Sorry we had to close registration about 2 weeks ago. Tremendous response!


----------



## MadAl (Feb 19, 2006)

I can't believe it! El Tiante Cigars and Beach Cigar Group are coming!!!!


----------



## MikeyC (Nov 27, 2007)

MadAl said:


> I can't believe it! El Tiante Cigars and Beach Cigar Group are coming!!!!


Will El Tiante himself be there? That would be COOL. :w


----------



## MadAl (Feb 19, 2006)

MikeyC said:


> Will El Tiante himself be there? That would be COOL. :w


He goes to Florida with the team for Spring Training, his son, Dan will be in attendance.


----------



## massphatness (Jan 4, 2008)

Beach Cigar?! Time to break out my knee pads ... :r


----------



## MadAl (Feb 19, 2006)

Rockridge has truly outdone himself this year!


----------



## MikeyC (Nov 27, 2007)

massphatness said:


> Beach Cigar?! Time to break out my knee pads ... :r


I'm not familiar with Beach Cigar. What do they make/sell?


----------



## Guest (Feb 26, 2008)

Wow, some have all the luck!


----------



## massphatness (Jan 4, 2008)

MikeyC said:


> I'm not familiar with Beach Cigar. What do they make/sell?


*GURKHAS!*


----------



## MikeyC (Nov 27, 2007)

massphatness said:


> *GURKHAS!*


No wonder you got so excited. :r


----------



## MadAl (Feb 19, 2006)

Gotta tell ya,

I'm Excited too!!


----------



## Tricker-cl (Jun 22, 2007)

Guys seriously this is my first herf, and I am counting the hours. I can't wait to have a blast tomorrow and smoke some sweet cigars.


----------



## MadAl (Feb 19, 2006)

For your amusement:

http://alanwigderdesign.com/nerf2008


----------



## MikeyC (Nov 27, 2007)

Hey who's that handsome devil talking to the massphatness (in the orange shirt)?
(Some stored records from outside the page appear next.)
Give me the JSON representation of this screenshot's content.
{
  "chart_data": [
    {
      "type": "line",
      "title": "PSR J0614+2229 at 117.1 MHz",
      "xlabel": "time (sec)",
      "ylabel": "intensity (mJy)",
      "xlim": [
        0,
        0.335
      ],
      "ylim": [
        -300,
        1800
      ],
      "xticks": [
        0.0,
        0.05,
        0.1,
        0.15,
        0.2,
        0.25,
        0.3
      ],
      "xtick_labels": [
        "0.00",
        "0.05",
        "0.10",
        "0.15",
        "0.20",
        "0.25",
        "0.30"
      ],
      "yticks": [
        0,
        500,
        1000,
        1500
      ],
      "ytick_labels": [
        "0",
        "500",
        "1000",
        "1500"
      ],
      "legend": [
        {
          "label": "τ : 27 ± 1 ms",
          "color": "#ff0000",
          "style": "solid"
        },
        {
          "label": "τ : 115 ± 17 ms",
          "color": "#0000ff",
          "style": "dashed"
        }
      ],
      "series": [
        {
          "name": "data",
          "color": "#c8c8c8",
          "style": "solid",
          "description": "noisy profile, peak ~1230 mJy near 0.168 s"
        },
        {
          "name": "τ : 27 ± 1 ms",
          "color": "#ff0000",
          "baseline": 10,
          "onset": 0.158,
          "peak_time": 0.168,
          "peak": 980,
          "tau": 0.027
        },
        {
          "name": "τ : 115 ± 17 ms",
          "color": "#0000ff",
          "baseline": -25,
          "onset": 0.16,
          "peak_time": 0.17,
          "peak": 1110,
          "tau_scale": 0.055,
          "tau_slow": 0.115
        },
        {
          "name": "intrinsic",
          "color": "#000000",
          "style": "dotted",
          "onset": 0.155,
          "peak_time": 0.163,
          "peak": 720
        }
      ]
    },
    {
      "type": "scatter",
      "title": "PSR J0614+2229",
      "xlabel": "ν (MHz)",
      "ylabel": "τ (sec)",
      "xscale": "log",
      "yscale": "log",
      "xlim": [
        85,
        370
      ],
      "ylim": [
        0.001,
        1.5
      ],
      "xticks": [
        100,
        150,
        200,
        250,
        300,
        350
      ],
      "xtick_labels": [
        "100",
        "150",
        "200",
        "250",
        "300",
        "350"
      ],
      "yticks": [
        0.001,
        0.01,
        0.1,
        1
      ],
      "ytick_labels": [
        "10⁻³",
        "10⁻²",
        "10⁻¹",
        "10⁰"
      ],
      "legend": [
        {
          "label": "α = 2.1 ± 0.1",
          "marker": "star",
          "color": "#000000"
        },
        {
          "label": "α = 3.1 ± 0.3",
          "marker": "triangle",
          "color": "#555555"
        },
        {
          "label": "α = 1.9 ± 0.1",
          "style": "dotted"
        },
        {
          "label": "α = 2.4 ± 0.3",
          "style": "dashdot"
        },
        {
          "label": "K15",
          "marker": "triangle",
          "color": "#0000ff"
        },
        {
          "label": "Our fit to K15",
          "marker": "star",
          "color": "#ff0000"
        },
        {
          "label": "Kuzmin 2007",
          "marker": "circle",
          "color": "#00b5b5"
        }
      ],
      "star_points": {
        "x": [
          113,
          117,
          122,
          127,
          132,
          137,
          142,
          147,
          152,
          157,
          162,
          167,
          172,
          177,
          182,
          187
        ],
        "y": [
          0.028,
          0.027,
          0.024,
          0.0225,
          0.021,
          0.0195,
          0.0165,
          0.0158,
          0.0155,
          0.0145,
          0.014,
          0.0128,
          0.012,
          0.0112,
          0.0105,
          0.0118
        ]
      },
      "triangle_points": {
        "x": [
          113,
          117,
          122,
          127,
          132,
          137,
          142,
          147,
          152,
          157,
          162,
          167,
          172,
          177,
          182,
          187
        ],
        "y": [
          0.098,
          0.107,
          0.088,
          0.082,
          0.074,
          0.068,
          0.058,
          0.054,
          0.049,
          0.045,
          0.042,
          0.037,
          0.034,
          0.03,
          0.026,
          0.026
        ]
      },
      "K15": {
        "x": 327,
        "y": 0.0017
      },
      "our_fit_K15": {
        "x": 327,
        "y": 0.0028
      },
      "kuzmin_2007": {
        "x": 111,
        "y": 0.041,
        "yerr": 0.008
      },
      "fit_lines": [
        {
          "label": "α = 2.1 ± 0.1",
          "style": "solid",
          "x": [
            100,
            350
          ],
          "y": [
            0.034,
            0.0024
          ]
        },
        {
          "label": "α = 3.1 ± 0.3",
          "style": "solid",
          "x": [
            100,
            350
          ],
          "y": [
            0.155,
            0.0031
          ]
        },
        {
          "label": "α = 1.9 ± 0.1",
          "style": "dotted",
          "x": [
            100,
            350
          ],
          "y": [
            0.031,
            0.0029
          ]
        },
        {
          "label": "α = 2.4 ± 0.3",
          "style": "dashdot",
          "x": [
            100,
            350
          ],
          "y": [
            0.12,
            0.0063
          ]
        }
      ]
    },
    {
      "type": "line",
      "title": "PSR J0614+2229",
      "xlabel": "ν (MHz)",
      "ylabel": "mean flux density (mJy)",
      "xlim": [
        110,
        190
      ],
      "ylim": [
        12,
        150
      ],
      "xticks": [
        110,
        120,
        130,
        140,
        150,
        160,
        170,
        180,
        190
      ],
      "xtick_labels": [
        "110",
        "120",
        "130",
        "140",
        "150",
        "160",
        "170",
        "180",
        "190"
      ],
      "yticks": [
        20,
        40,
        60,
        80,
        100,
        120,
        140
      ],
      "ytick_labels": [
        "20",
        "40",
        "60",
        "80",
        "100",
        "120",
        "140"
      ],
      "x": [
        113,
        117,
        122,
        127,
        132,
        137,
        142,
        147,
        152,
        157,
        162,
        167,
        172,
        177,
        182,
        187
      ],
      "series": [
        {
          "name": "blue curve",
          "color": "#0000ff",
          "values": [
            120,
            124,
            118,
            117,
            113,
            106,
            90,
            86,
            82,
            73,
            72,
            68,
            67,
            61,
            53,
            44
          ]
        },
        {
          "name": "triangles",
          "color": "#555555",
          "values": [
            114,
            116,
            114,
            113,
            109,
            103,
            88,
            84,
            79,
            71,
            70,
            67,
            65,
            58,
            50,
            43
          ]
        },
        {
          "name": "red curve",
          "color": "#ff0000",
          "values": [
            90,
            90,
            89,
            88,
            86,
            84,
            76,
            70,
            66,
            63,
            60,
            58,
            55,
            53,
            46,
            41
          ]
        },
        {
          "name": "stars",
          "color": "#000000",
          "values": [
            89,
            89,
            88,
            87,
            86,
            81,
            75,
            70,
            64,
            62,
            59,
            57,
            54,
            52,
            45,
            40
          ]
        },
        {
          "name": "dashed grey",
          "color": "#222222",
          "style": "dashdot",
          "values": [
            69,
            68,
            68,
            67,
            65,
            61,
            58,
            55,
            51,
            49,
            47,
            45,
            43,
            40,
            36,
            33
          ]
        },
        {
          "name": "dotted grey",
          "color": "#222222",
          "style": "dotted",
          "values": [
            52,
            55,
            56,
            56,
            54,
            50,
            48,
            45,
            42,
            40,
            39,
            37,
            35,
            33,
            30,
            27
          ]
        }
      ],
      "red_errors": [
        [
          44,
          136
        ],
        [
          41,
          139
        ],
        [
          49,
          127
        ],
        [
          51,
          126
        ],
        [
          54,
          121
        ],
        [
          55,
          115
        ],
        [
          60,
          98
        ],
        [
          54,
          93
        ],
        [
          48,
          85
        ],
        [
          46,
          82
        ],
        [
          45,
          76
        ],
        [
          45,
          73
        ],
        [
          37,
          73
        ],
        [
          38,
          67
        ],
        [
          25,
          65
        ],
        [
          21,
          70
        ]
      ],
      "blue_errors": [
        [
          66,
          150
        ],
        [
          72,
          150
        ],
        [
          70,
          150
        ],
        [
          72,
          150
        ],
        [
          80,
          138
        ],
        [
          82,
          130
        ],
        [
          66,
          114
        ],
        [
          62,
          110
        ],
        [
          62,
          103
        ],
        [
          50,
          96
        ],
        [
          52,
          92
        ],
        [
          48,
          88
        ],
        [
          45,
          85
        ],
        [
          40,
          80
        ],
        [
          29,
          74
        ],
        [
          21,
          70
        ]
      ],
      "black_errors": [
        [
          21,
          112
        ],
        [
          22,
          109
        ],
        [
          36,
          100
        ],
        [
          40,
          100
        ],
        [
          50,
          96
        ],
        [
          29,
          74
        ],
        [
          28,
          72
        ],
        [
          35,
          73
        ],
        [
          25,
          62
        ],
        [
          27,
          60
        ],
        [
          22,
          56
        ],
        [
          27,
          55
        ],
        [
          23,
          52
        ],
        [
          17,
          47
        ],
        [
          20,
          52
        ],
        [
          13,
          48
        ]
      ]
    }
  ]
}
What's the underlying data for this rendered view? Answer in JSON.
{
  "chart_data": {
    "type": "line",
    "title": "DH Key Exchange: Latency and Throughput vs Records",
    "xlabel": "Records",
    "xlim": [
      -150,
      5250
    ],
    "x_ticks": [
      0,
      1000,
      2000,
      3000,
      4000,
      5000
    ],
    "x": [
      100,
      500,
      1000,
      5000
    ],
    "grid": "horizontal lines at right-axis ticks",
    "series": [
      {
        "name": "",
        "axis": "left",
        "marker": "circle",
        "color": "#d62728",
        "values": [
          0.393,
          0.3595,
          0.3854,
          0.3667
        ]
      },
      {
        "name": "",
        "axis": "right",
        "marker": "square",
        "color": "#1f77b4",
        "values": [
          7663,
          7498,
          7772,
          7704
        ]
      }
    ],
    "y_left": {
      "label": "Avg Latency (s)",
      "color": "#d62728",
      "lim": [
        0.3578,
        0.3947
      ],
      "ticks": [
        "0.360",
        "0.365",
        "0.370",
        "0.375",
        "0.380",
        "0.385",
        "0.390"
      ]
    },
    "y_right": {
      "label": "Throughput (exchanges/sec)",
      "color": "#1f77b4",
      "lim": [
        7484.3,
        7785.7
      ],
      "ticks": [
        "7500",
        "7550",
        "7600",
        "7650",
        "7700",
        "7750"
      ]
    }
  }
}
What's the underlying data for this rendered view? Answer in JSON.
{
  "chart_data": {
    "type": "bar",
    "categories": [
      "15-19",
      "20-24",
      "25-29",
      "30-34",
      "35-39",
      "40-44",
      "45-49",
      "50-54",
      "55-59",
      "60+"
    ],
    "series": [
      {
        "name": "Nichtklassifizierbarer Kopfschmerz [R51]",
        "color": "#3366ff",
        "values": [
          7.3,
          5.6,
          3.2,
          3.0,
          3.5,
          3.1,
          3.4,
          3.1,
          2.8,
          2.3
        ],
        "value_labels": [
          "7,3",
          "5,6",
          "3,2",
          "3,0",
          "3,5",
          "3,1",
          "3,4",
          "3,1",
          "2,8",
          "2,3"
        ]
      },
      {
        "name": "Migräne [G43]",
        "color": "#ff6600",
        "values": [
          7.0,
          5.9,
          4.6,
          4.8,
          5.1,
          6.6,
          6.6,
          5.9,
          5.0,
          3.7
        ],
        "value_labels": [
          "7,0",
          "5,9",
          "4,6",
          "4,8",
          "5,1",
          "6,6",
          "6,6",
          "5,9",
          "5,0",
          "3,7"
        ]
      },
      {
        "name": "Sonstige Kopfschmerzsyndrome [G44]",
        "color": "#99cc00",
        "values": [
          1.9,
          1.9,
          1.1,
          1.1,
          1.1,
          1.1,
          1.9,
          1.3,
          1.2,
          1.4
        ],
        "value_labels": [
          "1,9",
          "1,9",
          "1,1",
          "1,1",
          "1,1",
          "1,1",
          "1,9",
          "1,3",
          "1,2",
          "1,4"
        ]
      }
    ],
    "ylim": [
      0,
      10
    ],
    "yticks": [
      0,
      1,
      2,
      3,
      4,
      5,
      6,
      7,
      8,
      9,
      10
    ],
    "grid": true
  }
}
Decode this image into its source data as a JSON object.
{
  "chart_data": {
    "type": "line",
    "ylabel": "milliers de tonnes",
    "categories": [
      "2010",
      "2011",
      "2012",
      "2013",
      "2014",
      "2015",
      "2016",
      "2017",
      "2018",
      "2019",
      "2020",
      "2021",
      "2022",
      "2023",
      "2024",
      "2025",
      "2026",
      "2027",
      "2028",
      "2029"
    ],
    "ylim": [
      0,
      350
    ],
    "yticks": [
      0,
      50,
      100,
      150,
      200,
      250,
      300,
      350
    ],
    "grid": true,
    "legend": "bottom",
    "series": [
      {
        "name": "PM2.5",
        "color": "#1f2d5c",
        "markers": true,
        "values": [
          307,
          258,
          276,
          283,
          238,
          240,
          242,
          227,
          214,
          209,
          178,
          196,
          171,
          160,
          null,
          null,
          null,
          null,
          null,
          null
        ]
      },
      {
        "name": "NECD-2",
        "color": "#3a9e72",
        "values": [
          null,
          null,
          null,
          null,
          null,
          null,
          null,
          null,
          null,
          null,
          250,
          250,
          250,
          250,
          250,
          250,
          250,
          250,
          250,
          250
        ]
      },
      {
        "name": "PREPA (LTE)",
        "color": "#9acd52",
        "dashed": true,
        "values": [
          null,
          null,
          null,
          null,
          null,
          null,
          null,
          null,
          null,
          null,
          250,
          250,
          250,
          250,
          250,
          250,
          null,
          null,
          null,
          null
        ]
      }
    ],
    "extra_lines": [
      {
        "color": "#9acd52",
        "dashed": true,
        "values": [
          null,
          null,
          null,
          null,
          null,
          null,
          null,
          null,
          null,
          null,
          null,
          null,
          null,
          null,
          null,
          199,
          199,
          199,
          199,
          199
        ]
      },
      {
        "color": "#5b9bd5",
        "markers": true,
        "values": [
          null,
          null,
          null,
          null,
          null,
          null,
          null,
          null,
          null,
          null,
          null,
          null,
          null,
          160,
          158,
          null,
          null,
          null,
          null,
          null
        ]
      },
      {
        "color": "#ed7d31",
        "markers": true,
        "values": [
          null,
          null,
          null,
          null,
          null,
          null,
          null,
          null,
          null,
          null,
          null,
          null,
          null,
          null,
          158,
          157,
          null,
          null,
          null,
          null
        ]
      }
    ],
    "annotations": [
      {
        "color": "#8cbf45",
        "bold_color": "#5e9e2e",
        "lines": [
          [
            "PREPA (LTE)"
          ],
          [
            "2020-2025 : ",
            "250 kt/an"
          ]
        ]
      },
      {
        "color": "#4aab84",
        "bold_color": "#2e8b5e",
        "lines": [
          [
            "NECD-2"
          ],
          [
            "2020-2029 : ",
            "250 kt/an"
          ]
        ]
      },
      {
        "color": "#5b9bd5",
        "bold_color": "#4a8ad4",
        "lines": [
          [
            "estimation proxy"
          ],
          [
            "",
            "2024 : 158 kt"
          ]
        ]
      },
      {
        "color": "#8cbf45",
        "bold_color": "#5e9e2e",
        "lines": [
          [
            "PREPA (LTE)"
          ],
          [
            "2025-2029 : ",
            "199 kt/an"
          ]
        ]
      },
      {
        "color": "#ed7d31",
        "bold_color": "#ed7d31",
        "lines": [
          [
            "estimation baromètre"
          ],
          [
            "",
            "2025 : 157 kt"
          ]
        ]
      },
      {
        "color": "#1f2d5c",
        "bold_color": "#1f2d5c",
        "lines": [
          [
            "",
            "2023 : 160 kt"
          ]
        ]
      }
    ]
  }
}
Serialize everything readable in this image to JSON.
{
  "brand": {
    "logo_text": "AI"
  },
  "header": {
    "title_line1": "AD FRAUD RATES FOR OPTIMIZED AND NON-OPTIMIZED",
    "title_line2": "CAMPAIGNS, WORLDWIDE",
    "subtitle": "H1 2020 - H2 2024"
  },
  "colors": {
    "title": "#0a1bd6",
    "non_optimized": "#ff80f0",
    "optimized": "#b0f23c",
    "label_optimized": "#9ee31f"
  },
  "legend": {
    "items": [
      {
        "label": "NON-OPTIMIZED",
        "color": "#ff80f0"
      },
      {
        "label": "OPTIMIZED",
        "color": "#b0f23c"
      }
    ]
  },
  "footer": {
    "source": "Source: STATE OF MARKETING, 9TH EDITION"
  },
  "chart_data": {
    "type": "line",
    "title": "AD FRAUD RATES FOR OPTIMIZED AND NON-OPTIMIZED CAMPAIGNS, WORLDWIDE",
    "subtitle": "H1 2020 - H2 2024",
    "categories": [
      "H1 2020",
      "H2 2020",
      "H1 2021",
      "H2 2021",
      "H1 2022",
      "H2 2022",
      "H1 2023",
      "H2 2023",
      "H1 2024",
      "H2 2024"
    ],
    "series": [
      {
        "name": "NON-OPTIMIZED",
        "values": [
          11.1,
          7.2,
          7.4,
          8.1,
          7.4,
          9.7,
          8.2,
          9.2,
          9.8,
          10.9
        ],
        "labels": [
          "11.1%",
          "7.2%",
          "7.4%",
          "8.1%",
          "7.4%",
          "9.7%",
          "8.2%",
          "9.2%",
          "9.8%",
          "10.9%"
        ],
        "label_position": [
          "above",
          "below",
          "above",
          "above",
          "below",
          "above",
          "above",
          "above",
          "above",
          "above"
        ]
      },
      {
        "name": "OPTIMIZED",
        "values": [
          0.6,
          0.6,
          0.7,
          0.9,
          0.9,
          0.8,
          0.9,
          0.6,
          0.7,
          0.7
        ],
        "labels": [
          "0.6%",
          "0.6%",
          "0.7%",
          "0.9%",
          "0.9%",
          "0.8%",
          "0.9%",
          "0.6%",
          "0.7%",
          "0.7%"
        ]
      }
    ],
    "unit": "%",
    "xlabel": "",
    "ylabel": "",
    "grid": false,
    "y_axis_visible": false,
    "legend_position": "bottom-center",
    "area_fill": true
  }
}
Also, the guy all the way on the left in this picture is the fellow who traded me a fugazzi. I don't believe it was done maliciously or knowingly. So, if you know this guy please let him know he's waisting his money on fakes.


----------



## MadAl (Feb 19, 2006)

MikeyC said:


> Hey who's that handsome devil talking to the massphatness (in the orange shirt)?
> Also, the guy all the way on the left in this picture is the fellow who traded me a fugazzi. I don't believe it was done maliciously or knowingly. So, if you know this guy please let him know he's waisting his money on fakes.


He was a guest of the guy sitting to his left, Brian, sorry you got the short end of the deal.


----------



## MikeyC (Nov 27, 2007)

MadAl said:


> He was a guest of the guy sitting to his left, Brian, sorry you got the short end of the deal.


I didn't much mind. I look at it that I did a good deed by sharing with a BOTL.

He just seemed pretty convinced that his cigars were real. I spotted his Fohibas immediately but I'm less familiar with the Boli band. Once I got it home in some better light it was a clear fugazzi even to my unexperienced eye.

If you know how to get in touch with Brian you might want to pass this along so he can inform his friend. I feel badly that he spends money on fakies.


----------



## dunng (Jul 14, 2006)

I'll claim this one...



dunng & TRicker 

:ss


----------



## MadAl (Feb 19, 2006)

And a big THANK YOU to everyone that attendedand/or donated!

We raised over $4000 for Wednesday's Child


----------